Durante o evento, discutiu-se o ensino da Enfermagem. Para os especialistas, é preciso inovar em três áreas: o que, como e onde ensinar (as perspectivas discutidas nesse fórum serão lançadas em outubro deste ano). Isso porque parte-se do fato de que os enfermeiros são o mais numeroso segmento da força de trabalho em saúde e os primeiros a garantir atenção primária aos pacientes. Ou seja, a educação e capacitação desses profissionais afetam diretamente a segurança e qualidade do serviço prestado.

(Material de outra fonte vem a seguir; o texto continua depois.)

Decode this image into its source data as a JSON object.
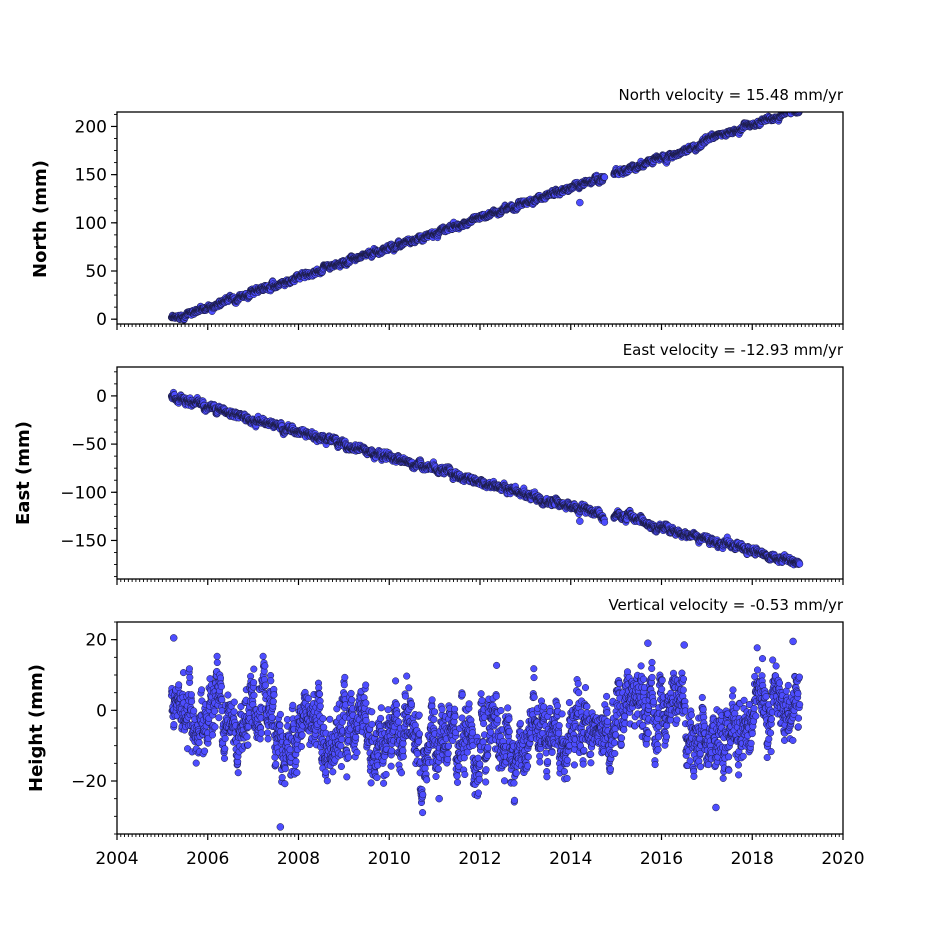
{
  "chart_data": [
    {
      "type": "scatter",
      "title": "North velocity = 15.48 mm/yr",
      "ylabel": "North (mm)",
      "xlim": [
        2004,
        2020
      ],
      "ylim": [
        -5,
        215
      ],
      "yticks": [
        0,
        50,
        100,
        150,
        200
      ],
      "ytick_labels": [
        "0",
        "50",
        "100",
        "150",
        "200"
      ],
      "x_range": [
        2005.2,
        2019.05
      ],
      "trend": {
        "slope": 15.48,
        "intercept_at": 2005.2,
        "y_at_start": 0,
        "noise": 1.4
      },
      "features": [
        {
          "kind": "outlier",
          "x": 2014.2,
          "y": 121
        },
        {
          "kind": "gap",
          "x_range": [
            2014.75,
            2014.95
          ]
        },
        {
          "kind": "offset",
          "x": 2016.9,
          "dy": 3.5
        }
      ],
      "grid": false
    },
    {
      "type": "scatter",
      "title": "East velocity = -12.93 mm/yr",
      "ylabel": "East (mm)",
      "xlim": [
        2004,
        2020
      ],
      "ylim": [
        -190,
        30
      ],
      "yticks": [
        0,
        -50,
        -100,
        -150
      ],
      "ytick_labels": [
        "0",
        "−50",
        "−100",
        "−150"
      ],
      "x_range": [
        2005.2,
        2019.05
      ],
      "trend": {
        "slope": -12.93,
        "intercept_at": 2005.2,
        "y_at_start": -1,
        "noise": 1.8
      },
      "features": [
        {
          "kind": "outlier",
          "x": 2014.2,
          "y": -130
        },
        {
          "kind": "gap",
          "x_range": [
            2014.75,
            2014.95
          ]
        },
        {
          "kind": "offset",
          "x": 2014.9,
          "dy": 5
        }
      ],
      "grid": false
    },
    {
      "type": "scatter",
      "title": "Vertical velocity = -0.53 mm/yr",
      "ylabel": "Height (mm)",
      "xlim": [
        2004,
        2020
      ],
      "ylim": [
        -35,
        25
      ],
      "yticks": [
        20,
        0,
        -20
      ],
      "ytick_labels": [
        "20",
        "0",
        "−20"
      ],
      "x_range": [
        2005.2,
        2019.05
      ],
      "trend": {
        "slope": -0.53,
        "intercept_at": 2005.2,
        "y_at_start": -1,
        "noise": 4.5
      },
      "seasonal_means": [
        [
          2005.2,
          -1
        ],
        [
          2007.5,
          -3
        ],
        [
          2009.0,
          -6
        ],
        [
          2011.0,
          -9
        ],
        [
          2013.0,
          -8
        ],
        [
          2014.5,
          -4
        ],
        [
          2015.8,
          5
        ],
        [
          2016.5,
          -1
        ],
        [
          2017.2,
          -12
        ],
        [
          2018.0,
          -4
        ],
        [
          2018.6,
          3
        ],
        [
          2019.05,
          1
        ]
      ],
      "outliers": [
        [
          2007.6,
          -33
        ],
        [
          2005.25,
          20.5
        ],
        [
          2015.7,
          19
        ],
        [
          2016.5,
          18.5
        ],
        [
          2018.9,
          19.5
        ],
        [
          2011.1,
          -25
        ],
        [
          2017.2,
          -27.5
        ]
      ],
      "grid": false
    }
  ],
  "xaxis": {
    "ticks": [
      2004,
      2006,
      2008,
      2010,
      2012,
      2014,
      2016,
      2018,
      2020
    ],
    "tick_labels": [
      "2004",
      "2006",
      "2008",
      "2010",
      "2012",
      "2014",
      "2016",
      "2018",
      "2020"
    ]
  },
  "colors": {
    "marker_fill": "#4d4dff",
    "marker_edge": "#1a1a40"
  }
}
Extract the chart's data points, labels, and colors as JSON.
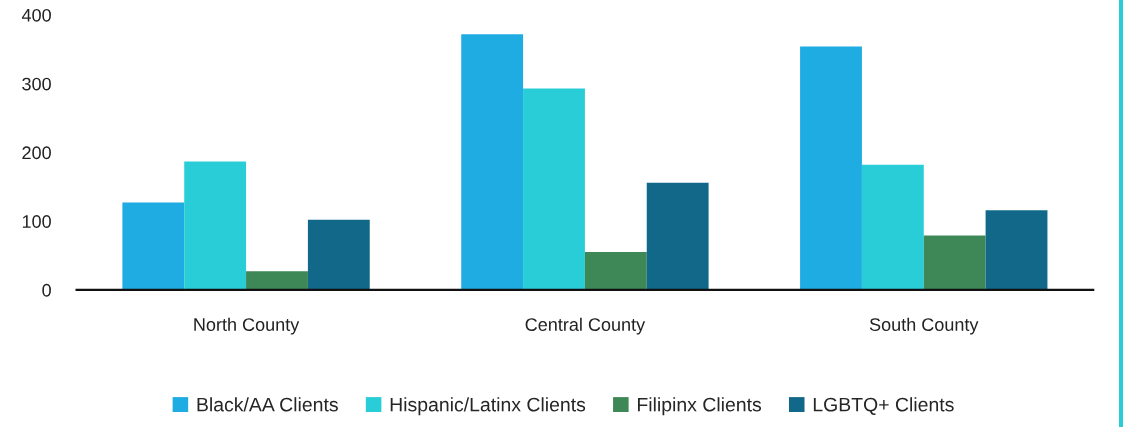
{
  "chart_data": {
    "type": "bar",
    "categories": [
      "North County",
      "Central County",
      "South County"
    ],
    "series": [
      {
        "name": "Black/AA Clients",
        "color": "#1face3",
        "values": [
          127,
          372,
          354
        ]
      },
      {
        "name": "Hispanic/Latinx Clients",
        "color": "#29cdd7",
        "values": [
          187,
          293,
          182
        ]
      },
      {
        "name": "Filipinx Clients",
        "color": "#3e8756",
        "values": [
          27,
          55,
          79
        ]
      },
      {
        "name": "LGBTQ+ Clients",
        "color": "#116888",
        "values": [
          102,
          156,
          116
        ]
      }
    ],
    "ylim": [
      0,
      400
    ],
    "yticks": [
      0,
      100,
      200,
      300,
      400
    ],
    "grid": false,
    "legend": "bottom"
  }
}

No entanto, é preciso lembrar que o sistema norte-americano de saúde está se desenvolvendo e as demandas dos pacientes estão mudando. Cada vez mais, os enfermeiros fazem parte de equipes de saúde com profissionais das mais diferentes especialidades e a tecnologia usada no setor saúde avança rapidamente.
A ideia, então, é preparar os enfermeiros para os desafios do sistema educacional, que precisa oferecer uma educação de alta qualidade desde o nível mais básico. Esse sistema educacional deve estar apto a ensinar o número certo de enfermeiros com as competências e habilidades certas.
A Fundação Robert Wood Johnson para o Futuro dos Enfermeiros tem como meta traçar um plano nessa área, como parte dos esforços para reformar o sistema de saúde dos Estados Unidos da América. A iniciativa deu lugar a três fóruns públicos, que exploraram os desafios e as oportunidades dessa profissão.